In striking contrast to the Chadian president’s usual demeanor, Gadio said: “This time, there was no smile.”

“Why do people believe that all African leaders are corrupt?” Gadio said Deby asked him.

Gadio repeated that plaintive question throughout his direct examination on Wednesday.

“I feel insulted,” Gadio reported the president saying. “I feel disrespected, and I really don’t understand.”

At first, Gadio said, Deby considered expelling his Chinese guests and insisted they bring the big boxes of cash back to their country. But Gadio said instead Deby confronted Ho’s delegation the next day.

According to Gadio, Ho told Deby: “Mr. President, I am very impressed by your reaction and your rejection of the gift.”

Several pieces of evidence corroborate Gadio’s protestations of innocence. Gadio claimed the parties worked out an arrangement to legitimize the deal by having CEFC send a letter announcing a $2 million donation for civic improvements. Ho sent an email with such an attached letter.

Gadio, who had arranged the visit through his consulting firm Sarata, also testified he feared CEFC had tried to cut him out of a percentage of any signing deal. Text messages between the Senegalese diplomat and his son also provide back up this claim.

“Their attempt to buy the president to put us to the side did not work,” Gadio’s son Bouba wrote in a December 2014 text message. “Big companies don’t like middle men. It’s normal, but they don’t have a choice with us.”

Through initially charged in the same bribery scheme, Gadio secured a non-prosecution agreement in exchange for his cooperation.

Ho’s attorney Edward Kim, from the New York firm of Krieger Kim & Lewin, tried to undermine Gadio’s assertion of clean hands.

During his political career in the West African nation of Senegal, Gadio acknowledged accepting an anonymous donation of 10 million Central African francs from a courier, but denied the exchange was unseemly.

The seemingly vast sum amounts to less than $20,000 in U.S. dollars, Gadio noted, adding that opposition candidates regularly accept such furtive donations to help their benefactors avoid offending the ruling party.

Kim also confronted the witness with a message that shows Gadio complaining a different client of his consulting company tried to cheat him in 2005.

“Actually, this has been my fate with several similar situations where 10 to 20 millions of U.S. dollars were allocated to the president and 40 to 50 percent were intended for me and not one dollar came my way,” Gadio complained to Ho.

Gadio insisted the message was taken out of context. He said he had been referring to consulting services involving other nations and that he received inaccurate information about the dollar amounts.
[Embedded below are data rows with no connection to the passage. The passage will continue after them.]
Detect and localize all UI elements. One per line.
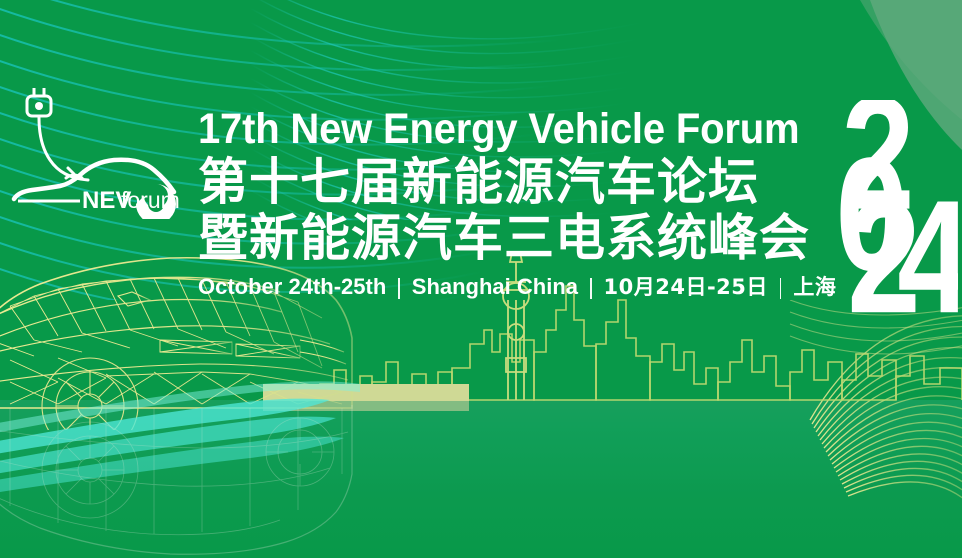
date-chinese: 10月24日-25日 <box>604 274 768 300</box>
location-english: Shanghai China <box>412 274 578 300</box>
dateline-separator-2 <box>590 278 592 299</box>
nevforum-logo[interactable]: NEV forum <box>8 74 198 219</box>
year-2024: 2 0 2 4 <box>838 100 958 315</box>
title-chinese-line1: 第十七届新能源汽车论坛 <box>198 154 848 210</box>
water-reflection-band <box>0 400 962 558</box>
title-english: 17th New Energy Vehicle Forum <box>198 104 803 154</box>
dateline-separator-1 <box>398 278 400 299</box>
logo-text-light: forum <box>121 187 180 213</box>
dateline-separator-3 <box>780 278 782 299</box>
date-english: October 24th-25th <box>198 274 386 300</box>
charging-plug-icon <box>27 88 51 116</box>
title-chinese-line2: 暨新能源汽车三电系统峰会 <box>198 210 848 266</box>
location-chinese: 上海 <box>793 274 836 300</box>
event-dateline: October 24th-25th Shanghai China 10月24日-… <box>198 274 848 300</box>
title-block: 17th New Energy Vehicle Forum 第十七届新能源汽车论… <box>198 104 848 300</box>
year-digit-bottom-right: 4 <box>897 168 958 315</box>
event-poster: NEV forum 17th New Energy Vehicle Forum … <box>0 0 962 558</box>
Though Gadio finished his testimony on that defensive note the trial continues against Ho, who is accused of money laundering and violating the Foreign Corrupt Practices Act.

This is not the first Manhattan Federal Court trial involving corruption at the United Nations to feature a Chinese businessman in the starring role and a cameo by Trump’s sprawling business empire.
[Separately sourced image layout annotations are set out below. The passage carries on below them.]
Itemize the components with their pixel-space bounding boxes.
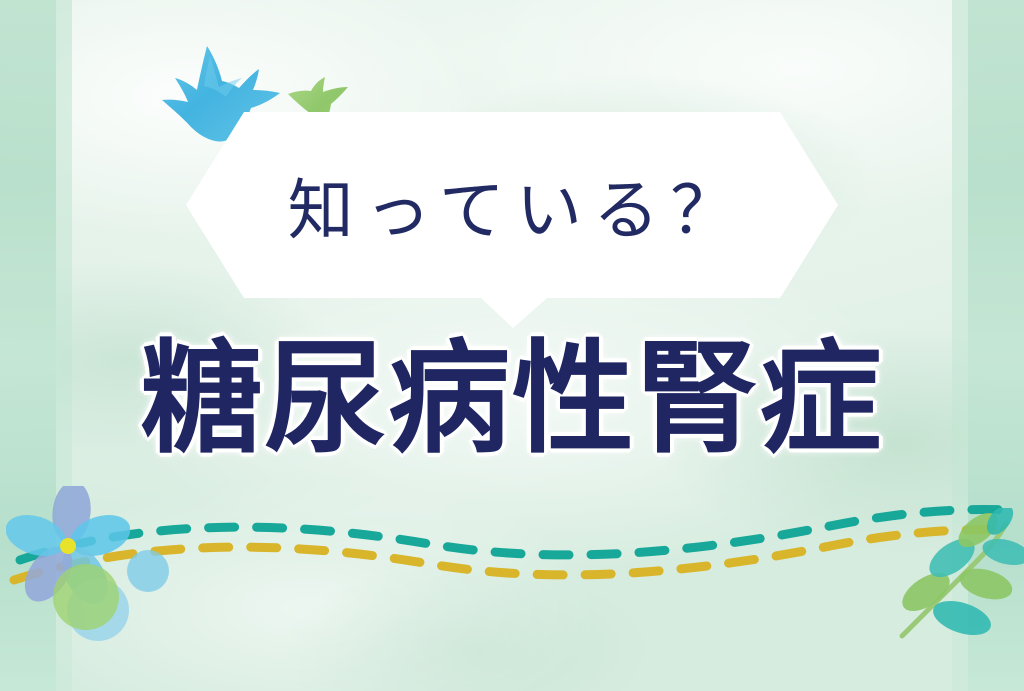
poster-canvas: 知っている？ 糖尿病性腎症 xyxy=(0,0,1024,691)
leaf-branch-icon xyxy=(896,508,1024,648)
circle-blue-small-icon xyxy=(125,548,171,594)
speech-bubble: 知っている？ xyxy=(186,112,838,328)
page-title: 糖尿病性腎症 xyxy=(0,338,1024,460)
bubble-text: 知っている？ xyxy=(186,112,838,298)
circle-green-icon xyxy=(50,562,130,642)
Six years before his conviction in the same courthouse in July 2017, Chinese billionaire Ng Lap Seng met with Trump to formally bid for a casino license in Macau – the would-be site of a U.N. complex brought down by corruption.

That CEFC held a unit in Trump’s U.N.-adjacent tower is something more than happenstance: The tower is a magnet for foreign cash, where “a third of units sold on floors 76 through 83 by 2004 involved people or limited liability companies connected to Russia and neighboring states,” according to a Bloomberg News investigation.

The South China Morning Post placed CEFC's owner's pad at Unit 78B.

Before putting their Trump World Tower unit back on the market this year, CEFC paid $9 billion for a minority stake in Russia’s state-run energy company Rosneft. CEFC’s Rosneft deal later fell through for unknown reasons.